Mobil Jati berhenti di depan sebuah rumah dengan dominasi warna abu-abu. Tanpa menawarkan Clarissa untuk turun, Jati segera mengambil bunga yang dibeli lalu membuka pintu mobil. Ia berjalan masuk ke dalam rumah dengan Clarissa yang masih berada di dalam mobilnya. Sampai akhirnya Jati kembali untuk membuka pintu mobil di mana Clarissa duduk.

"Cepat turun! Kamu mau mati kekurangan oksigen?!" bentak Jati yang membuat Clarissa langsung mengikuti perintahnya dan berjalan bersama Jati masuk ke dalam rumah dua lantai itu. Saat sampai di dalam rumah, Jati menyuruh Clarissa untuk duduk, meninggalkan perempuan itu untuk menuju kamar Weni.

Jati mengetuk pintu kamar mamanya, membukanya secara perlahan saat mendapatkan balasan dari wanita yang tengah terbaring di kasur itu. Jati berjalan dengan perlahan sembari menunjukkan bunga kesukaan mamanya. Senyuman tulus dan rasa bersalah menghiasi wajah Jati. "Ini bunga untuk Mama," ujarnya dengan bucket bunga yang ia ulurkan ke mamanya. Weni tersenyum, bangun dari tidurnya menerima bunga pemberian anak kesayangannya.

Jati membantu Weni untuk duduk bersandar pada ranjang. Setelahnya, menatap mama yang sudah ia kecewakan. "Maaf. Jati minta maaf karena mengecewakan Mama," kata Jati yang kini ikut duduk di pinggir ranjang. Tepat di sebelah wanita paruh baya itu.
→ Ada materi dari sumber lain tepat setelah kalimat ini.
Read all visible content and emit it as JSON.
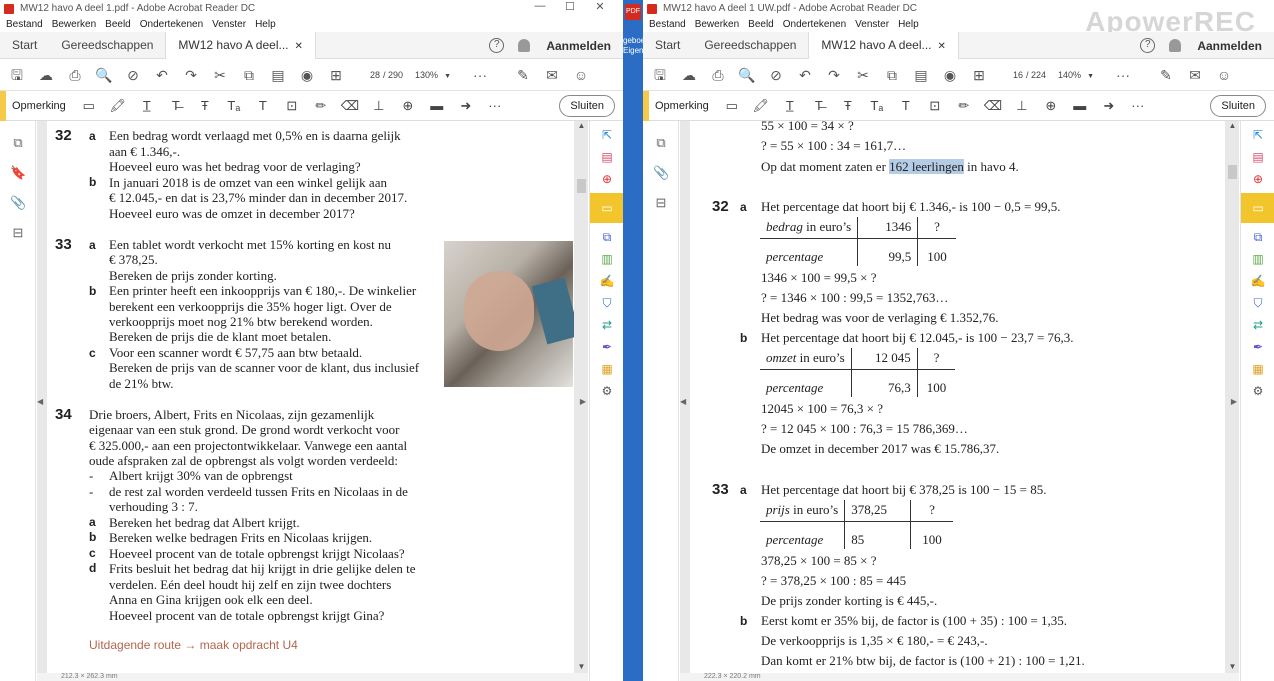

Weni memberikan seulas senyum tipis. Mengusap rambut anaknya pelan dan berkata, "Terima kasih bunganya. Mama memang kecewa. Mama berharap Jati datang dengan berita itu saat dewasa nanti. Mama memberikan kepercayaan Mama sama Jati. Tapi ... mungkin itu yang namanya takdir. Jangan pernah membuat Mama kecewa lagi. Jangan ulangi perbuatan seperti ini. Kamu bangkit dengan susah payah, jangan buat semuanya hancur dengan tindakan kamu."

Weni tersenyum tipis, ingatannya mengigat saat dulu ia bersama Jati di masa kecil. Jati datang untuknya. Anak itu memberikan sebuah warna di kehidupannya.

"Jati minta maaf." Jati bergerak untuk memeluk mamanya. Badannya maju merengkuh wanita itu ke dalam pelukannya. Pelukan hangat yang bertahun-tahun ia rasakan. Pelukan yang berhasil membuatnya bangkit dari masa kelamnya. "Jati janji tidak akan mengecewakan Mama lagi."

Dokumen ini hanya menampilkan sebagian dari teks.